Benh Zeitlin’s film Beasts of the Southern Wild won the Cannes Film Festival’s prestigious Pomme D’Or prize in 2012 and was nominated for four Academy Awards. The film creates a mystical narrative that is a thinly veiled depiction of Hurricane Katrina and its aftermath. Not typically discussed for its concern with human rights issues, the film is generally praised for its mythical quality and for the resilience of the heroine and her community despite overwhelming odds. Film critic Ruby Rich describes the film as a “fable” that is an “intense vision of community and apocalypse” (2012: 66) and likens the film to Julie Dash’s Daughters of the Dust (1991). However, the film has also garnered criticism for rendering black bodies in abject poverty, images that are steeped in stereotypes and that have long been criticized in the film industry generally. Indeed, one of the most poignant criticisms comes from bell hooks, who says,
No wonder then that seeing this film causes some of us to feel a deep sense of hurt and remembered pain. Sorrow for all the lost traumatized children, but especially abused and abandoned black children, whose bodies become the playing fields where pornographies of violence are hidden behind romantic evocations of mythic union and reunion with nature. In the end there is no one to lift these small bodies up, to call down from the skies a healing grace that can redeem and set free … . For Hushpuppy and those like her, there is no love, no hands holding on, just a blank emptiness onto which any mark can be placed, any fantastical story written. All along the way Hushpuppy has not been at the center of Beasts of the Southern Wild. She is marginalized; she is a backup singer. No wonder then, so few listeners fail to choose a standpoint where they might witness her suffering or hear her ongoing anguished lament.
(hooks 2012)
Clearly hooks’ (and others’) critique of the film warrants consideration: enslaved, naked, black women’s and children’s bodies in film that are deemed as Academy Award–winning have serious implications. The pornography of violence to which hooks and other scholars refer is also an ongoing debate in human rights discourses. How do we alert audiences to human rights abuses and violations without objectifying and reappropriating the embodiment of those abuses either through filmic, photographic, or literary representations? As Wendy Hesford and others have pointed out, this continues to be a critical debate (Hesford 2012; Mutua 2001; Schaffer and Smith 2001). Beasts’ attention to myth and allusion to oral traditions, albeit worthy of critique, are worth considering to further understand the film. Rather than dismiss the film because of problematic representations, a systematic examination through an oral tradition lens lends insights into the ways the film challenges dominant notions of survival and community despite its problems of representation. This analysis can also complicate the limited hero analysis of the film and challenge audiences to look beyond the myopic “overcoming great odds” story. Like stories told in many oral traditions, Hushpuppy’s role as a griot figure is an example of how a community (and individuals) use story to understand the world around them.

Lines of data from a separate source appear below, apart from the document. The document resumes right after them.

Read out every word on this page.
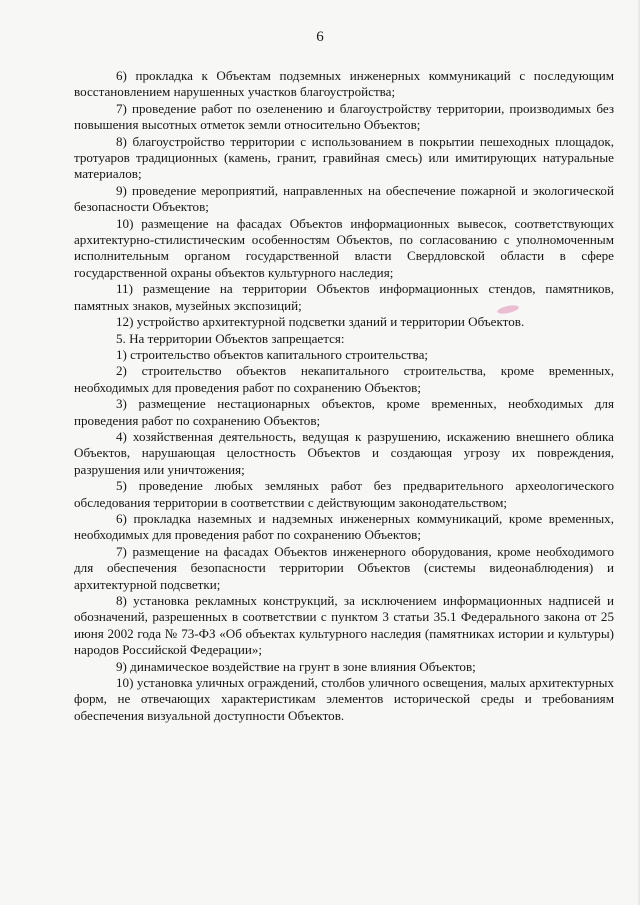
6

6) прокладка к Объектам подземных инженерных коммуникаций с последующим восстановлением нарушенных участков благоустройства;

7) проведение работ по озеленению и благоустройству территории, производимых без повышения высотных отметок земли относительно Объектов;

8) благоустройство территории с использованием в покрытии пешеходных площадок, тротуаров традиционных (камень, гранит, гравийная смесь) или имитирующих натуральные материалов;

9) проведение мероприятий, направленных на обеспечение пожарной и экологической безопасности Объектов;

10) размещение на фасадах Объектов информационных вывесок, соответствующих архитектурно-стилистическим особенностям Объектов, по согласованию с уполномоченным исполнительным органом государственной власти Свердловской области в сфере государственной охраны объектов культурного наследия;

11) размещение на территории Объектов информационных стендов, памятников, памятных знаков, музейных экспозиций;

12) устройство архитектурной подсветки зданий и территории Объектов.

5. На территории Объектов запрещается:

1) строительство объектов капитального строительства;

2) строительство объектов некапитального строительства, кроме временных, необходимых для проведения работ по сохранению Объектов;

3) размещение нестационарных объектов, кроме временных, необходимых для проведения работ по сохранению Объектов;

4) хозяйственная деятельность, ведущая к разрушению, искажению внешнего облика Объектов, нарушающая целостность Объектов и создающая угрозу их повреждения, разрушения или уничтожения;

5) проведение любых земляных работ без предварительного археологического обследования территории в соответствии с действующим законодательством;

6) прокладка наземных и надземных инженерных коммуникаций, кроме временных, необходимых для проведения работ по сохранению Объектов;

7) размещение на фасадах Объектов инженерного оборудования, кроме необходимого для обеспечения безопасности территории Объектов (системы видеонаблюдения) и архитектурной подсветки;

8) установка рекламных конструкций, за исключением информационных надписей и обозначений, разрешенных в соответствии с пунктом 3 статьи 35.1 Федерального закона от 25 июня 2002 года № 73-ФЗ «Об объектах культурного наследия (памятниках истории и культуры) народов Российской Федерации»;

9) динамическое воздействие на грунт в зоне влияния Объектов;

10) установка уличных ограждений, столбов уличного освещения, малых архитектурных форм, не отвечающих характеристикам элементов исторической среды и требованиям обеспечения визуальной доступности Объектов.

Literary scholar Patricia Yaeger’s analysis of the film points to the evocative ways that the film is a “quest for a way to represent our species’ relation to global warming” (2013). She argues that while the “eloquent” criticisms of the film such as hooks’ are worthy, Beasts
is not a slice of life or a realist creed; its business is mythological: it proffers a sacred narrative with overtones of awe and cosmic investigation. Querying the social order, it offers strange pedagogies about how we should live in a melting world.
(Yaeger 2013)
She recognizes the “staggering” poverty portrayed in the film, but her focus is on the “dirty ecology” where those in poverty do not have the luxury to create a “carbon-free democracy.” Yet despite her insightful critique on the environmental concerns of the film, her mention of the mythic or fable quality of Beasts is less as a way to understand the narrative more deeply than to appreciate the film’s aesthetic attraction. I would add to her “dirty ecology” analysis – indeed, her analysis leads us to further examine the western lens placed on the film – that the myth ecology of the film, borne of African oral traditions, summons us to understand more deeply the societal structures leading to the so-called “squalor” of Hushpuppy, her father, and their community.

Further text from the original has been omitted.